Jeremy Birnholtz, an assistant professor at Northwestern University who does research on human-computer interaction issues, says that before you go on an un-friending binge, consider the fact that most over-posters aren’t intentionally trying to annoy us.
“Posting photos of yourself on vacation is like impression management,” he said. “People paint a particular picture of themselves to get the reaction they want.”
Dr. Vannucci said that she has one Facebook friend who feels inadequate and over-posts vacation photos to feel better about himself.
“People who have that narcissistic motivation, they want to provoke envy,” she said. “They want people to wish they were with them.”
Facebook is the vacation gloating venue of choice for Baby Boomers and Generation Xers while Millennials tend to prefer Instagram. Other sites like Foursquare and Pinterest also have their devotees. Birnholtz believes that happy travelers tend to use Twitter less, but says that if you unfollow an over-poster there, the user is less likely to notice than if you unfriend someone on Facebook. He prefers to use the “hide all content” button found on the drop down arrow next to content in the Facebook news feed, rather than unfriending people.

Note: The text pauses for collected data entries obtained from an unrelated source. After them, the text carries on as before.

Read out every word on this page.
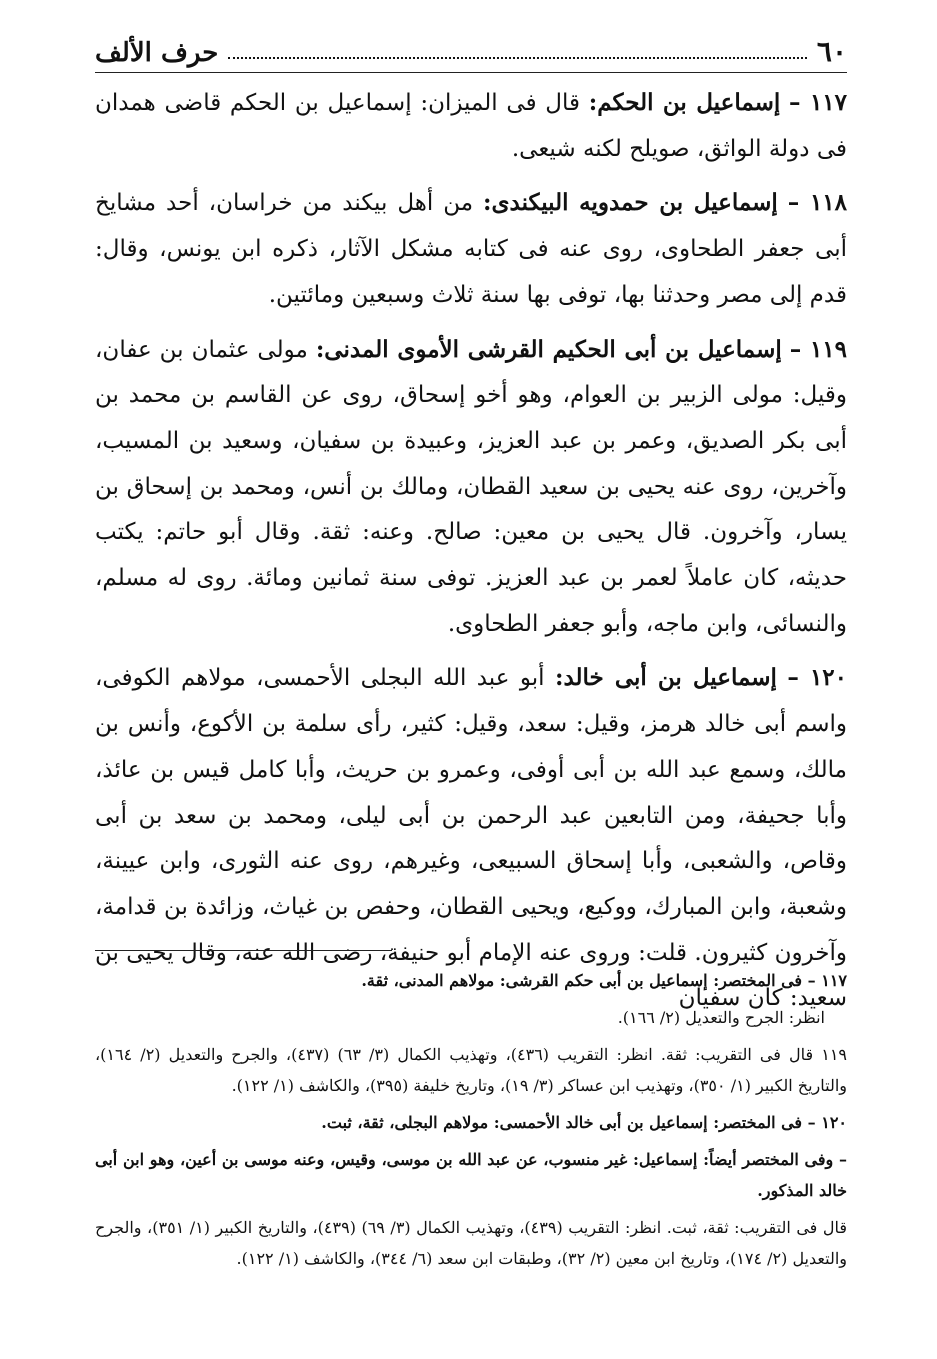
٦٠
حرف الألف

١١٧ – إسماعيل بن الحكم: قال فى الميزان: إسماعيل بن الحكم قاضى همدان فى دولة الواثق، صويلح لكنه شيعى.

١١٨ – إسماعيل بن حمدويه البيكندى: من أهل بيكند من خراسان، أحد مشايخ أبى جعفر الطحاوى، روى عنه فى كتابه مشكل الآثار، ذكره ابن يونس، وقال: قدم إلى مصر وحدثنا بها، توفى بها سنة ثلاث وسبعين ومائتين.

١١٩ – إسماعيل بن أبى الحكيم القرشى الأموى المدنى: مولى عثمان بن عفان، وقيل: مولى الزبير بن العوام، وهو أخو إسحاق، روى عن القاسم بن محمد بن أبى بكر الصديق، وعمر بن عبد العزيز، وعبيدة بن سفيان، وسعيد بن المسيب، وآخرين، روى عنه يحيى بن سعيد القطان، ومالك بن أنس، ومحمد بن إسحاق بن يسار، وآخرون. قال يحيى بن معين: صالح. وعنه: ثقة. وقال أبو حاتم: يكتب حديثه، كان عاملاً لعمر بن عبد العزيز. توفى سنة ثمانين ومائة. روى له مسلم، والنسائى، وابن ماجه، وأبو جعفر الطحاوى.

١٢٠ – إسماعيل بن أبى خالد: أبو عبد الله البجلى الأحمسى، مولاهم الكوفى، واسم أبى خالد هرمز، وقيل: سعد، وقيل: كثير، رأى سلمة بن الأكوع، وأنس بن مالك، وسمع عبد الله بن أبى أوفى، وعمرو بن حريث، وأبا كامل قيس بن عائذ، وأبا جحيفة، ومن التابعين عبد الرحمن بن أبى ليلى، ومحمد بن سعد بن أبى وقاص، والشعبى، وأبا إسحاق السبيعى، وغيرهم، روى عنه الثورى، وابن عيينة، وشعبة، وابن المبارك، ووكيع، ويحيى القطان، وحفص بن غياث، وزائدة بن قدامة، وآخرون كثيرون. قلت: وروى عنه الإمام أبو حنيفة، رضى الله عنه، وقال يحيى بن سعيد: كان سفيان

١١٧ – فى المختصر: إسماعيل بن أبى حكم القرشى: مولاهم المدنى، ثقة.

انظر: الجرح والتعديل (٢/ ١٦٦).

١١٩ قال فى التقريب: ثقة. انظر: التقريب (٤٣٦)، وتهذيب الكمال (٣/ ٦٣) (٤٣٧)، والجرح والتعديل (٢/ ١٦٤)، والتاريخ الكبير (١/ ٣٥٠)، وتهذيب ابن عساكر (٣/ ١٩)، وتاريخ خليفة (٣٩٥)، والكاشف (١/ ١٢٢).

١٢٠ – فى المختصر: إسماعيل بن أبى خالد الأحمسى: مولاهم البجلى، ثقة، ثبت.

– وفى المختصر أيضاً: إسماعيل: غير منسوب، عن عبد الله بن موسى، وقيس، وعنه موسى بن أعين، وهو ابن أبى خالد المذكور.

قال فى التقريب: ثقة، ثبت. انظر: التقريب (٤٣٩)، وتهذيب الكمال (٣/ ٦٩) (٤٣٩)، والتاريخ الكبير (١/ ٣٥١)، والجرح والتعديل (٢/ ١٧٤)، وتاريخ ابن معين (٢/ ٣٢)، وطبقات ابن سعد (٦/ ٣٤٤)، والكاشف (١/ ١٢٢).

“I use the hide content option for people who consistently want to show me everything they eat,” he said. “Most of my friends aren’t on vacation that often, so it would be hard to hide a person’s content if I only have to endure their annoying vacation photos once or twice per year.”
Birnholtz says that people who post about their vacations on social media also risk getting robbed.
“Whenever I send a tweet that indicates that I’m away from home, my parents tell me they’re going to forward it to Please Rob Me,” he said, referring to a site that attempts to raise awareness regarding over-sharing travel plans on social media.
Aside from the crime risk, Birnholtz thinks that everyone should think twice before they post a beach photo or 50 on their next vacation.
“People will scroll through years worth or your vacation photos,” he said. “You post a beach shot so friends can see where you are in the moment, but those photos serve different purposes and many different audiences will see them for a very long time.”
Here are five sure-fire ways to annoy your social media friends while traveling:
Those of us who live in colder climes are accustomed to getting obnoxious weather updates from friends on vacation in tropical destinations. “It’s 82 degrees here in The Bahamas, what’s the weather like in Chicago?” Don’t forget that pretty soon, you’ll be back in Chicago and someone else will be on vacation.
2Vacation Photo Blitzkreig
We like to believe that each of the 900 photos we took on a trip are equally compelling, but please, pick one or two good ones and leave the rest on your phone or hard drive. No one, not even your dearest friends want to see 87 posts detailing every step you took on vacation.
3Your Meal Tasted Better Than It Looks on Facebook
Food photography is an art and unless you know what you’re doing, chances are your meal will look like nothing more than slop on a plate.
4Selfies Gone Wild
Your friends and family members already know what you look like. There is no need for your mug to be in every photo. Show us the Grand Canyon, not an extreme close-up of your nostrils.
5The Kids Are Alright Once or Twice, Not 96 Times
Like every parent, I’ve been guilty of over-posting photos of my children. But when we go on a trip, this instinct goes into overdrive. No matter how cute your kids are, only their grandparents can tolerate dozens of similar photos of them frolicking on a beach.